The genetic basis for the phenotypic switching of vascular smooth muscle cells (VSMCs) is unclear in
atherosclerosis. Recent studies showed that the 21-base pair deletion mutation (Δ21) in
myocyte enhancer factor 2A (MEF2A) gene could be an inherited marker for
coronary artery disease. MEF2A mutation may affect the phenotypic switching of VSMCs. Human aortic VSMCs were used. Four groups of VSMCs transfected with
green fluorescent protein plasmid (control group), MEF2A wild-type (WT) plasmid (WT group), MEF2A Δ21 plasmid (Δ21 group) or MEF2A
siRNA (
siRNA group) were studied. The proliferation of VSMCs was determined by methylthiazolyldiphenyl-tetrazolium
bromide, and the migration of VSMCs was measured by Millicell chamber. The
protein expressions of MEF2A, smooth muscle α-actin, SM22α,
osteopontin and
p38 mitogen-activated protein kinase signaling pathway were detected by Western blotting.
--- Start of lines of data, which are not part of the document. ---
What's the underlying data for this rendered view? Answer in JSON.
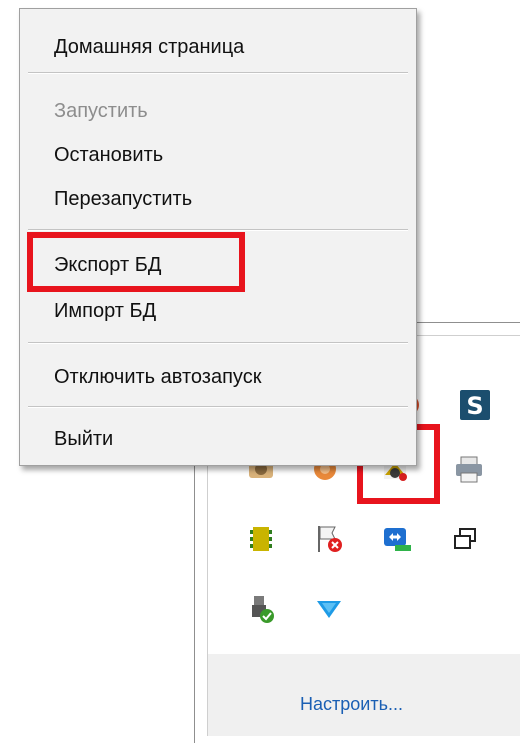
{
  "context_menu": {
    "items": [
      {
        "label": "Домашняя страница",
        "enabled": true
      },
      {
        "label": "Запустить",
        "enabled": false
      },
      {
        "label": "Остановить",
        "enabled": true
      },
      {
        "label": "Перезапустить",
        "enabled": true
      },
      {
        "label": "Экспорт БД",
        "enabled": true,
        "highlighted": true
      },
      {
        "label": "Импорт БД",
        "enabled": true
      },
      {
        "label": "Отключить автозапуск",
        "enabled": true
      },
      {
        "label": "Выйти",
        "enabled": true
      }
    ]
  },
  "tray": {
    "customize_label": "Настроить...",
    "icons": [
      "app-red-icon",
      "s-app-icon",
      "camera-app-icon",
      "orange-app-icon",
      "server-app-icon",
      "printer-icon",
      "memory-chip-icon",
      "action-center-flag-icon",
      "teamviewer-icon",
      "display-copy-icon",
      "safely-remove-hardware-icon",
      "down-arrow-app-icon"
    ]
  },
  "annotation_color": "#e8141d",
  "colors": {
    "menu_background": "#f2f2f2",
    "link": "#1a5fb4",
    "disabled_text": "#8d8d8d"
  }
}
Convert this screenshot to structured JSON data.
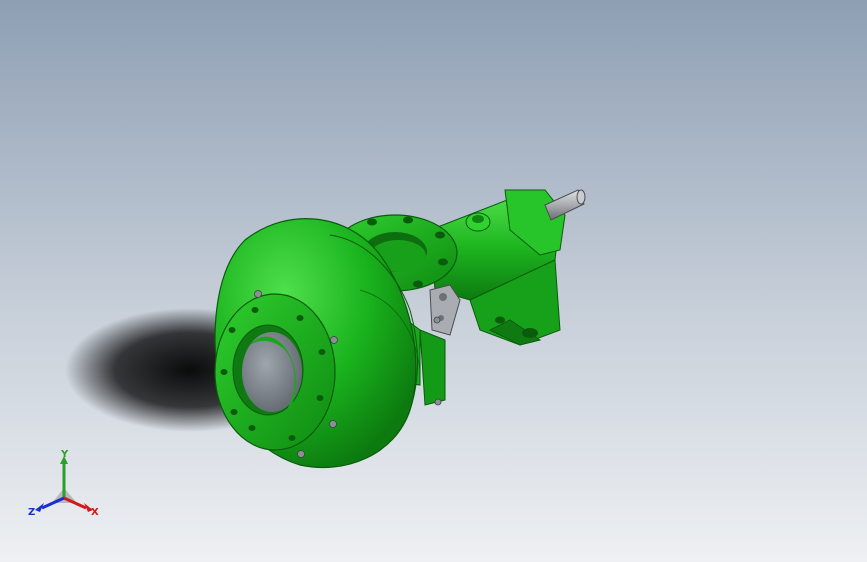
{
  "viewport": {
    "colors": {
      "background_top": "#8e9fb4",
      "background_bottom": "#eef0f3",
      "part_green": "#1fb522",
      "part_green_dark": "#0d6e10",
      "part_green_light": "#5fe35b",
      "shaft_gray": "#b9bcc0"
    }
  },
  "triad": {
    "x_label": "X",
    "y_label": "Y",
    "z_label": "Z",
    "x_color": "#d21a1a",
    "y_color": "#2aa02a",
    "z_color": "#1a2fd2"
  }
}
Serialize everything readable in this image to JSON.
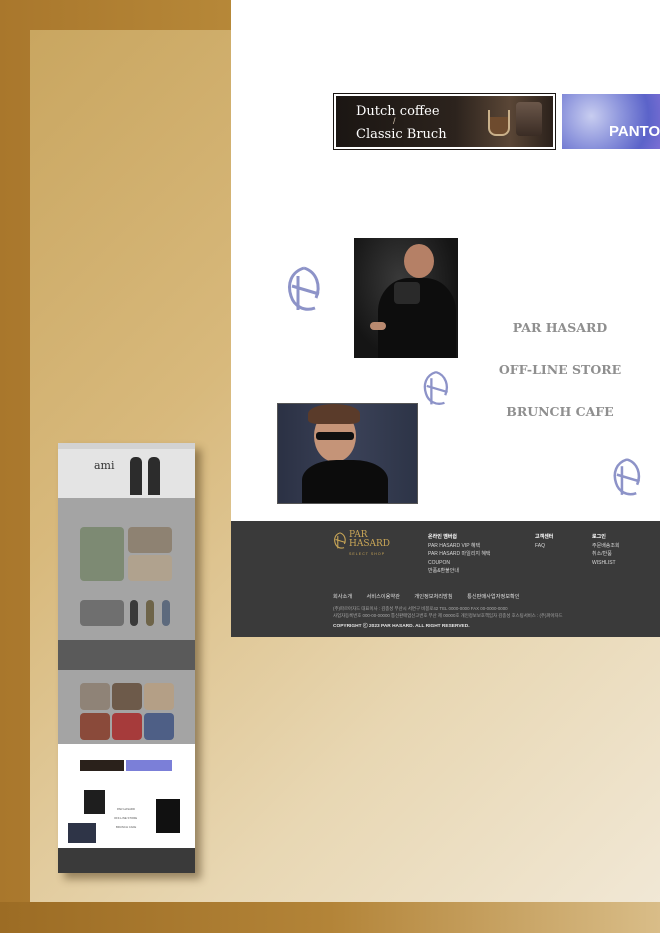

MEF2A protein expression was knockdown by
siRNA transfection.
MEF2A protein was overexpressed in WT and Δ21 groups. Δ21 and
siRNA groups obviously showed more proliferation (methylthiazolyldiphenyl-tetrazolium
bromide, 0.63 vs 0.66 vs 0.31, P < 0.01) and migration (52.6 vs 58.0 vs 21.2, P < 0.01) of VSMCs as compared with the WT group. In addition, the transfection of Δ21 and
siRNA could induce the down-regulation of smooth muscle α-actin and SM22α (P < 0.01) and the up-regulation of
osteopontin (P < 0.01) in VSMCs. The phosphorylated p38 signaling pathway expression was significantly enhanced in the Δ21 and
siRNA groups as compared with that of the WT group (P < 0.01). These results suggest that MEF2A dominant negative mutation and
RNA silence could induce the phenotypic switching of VSMCs, leading to its increased proliferation and migration, and
p38 mitogen-activated protein kinase signaling pathway may participate in it.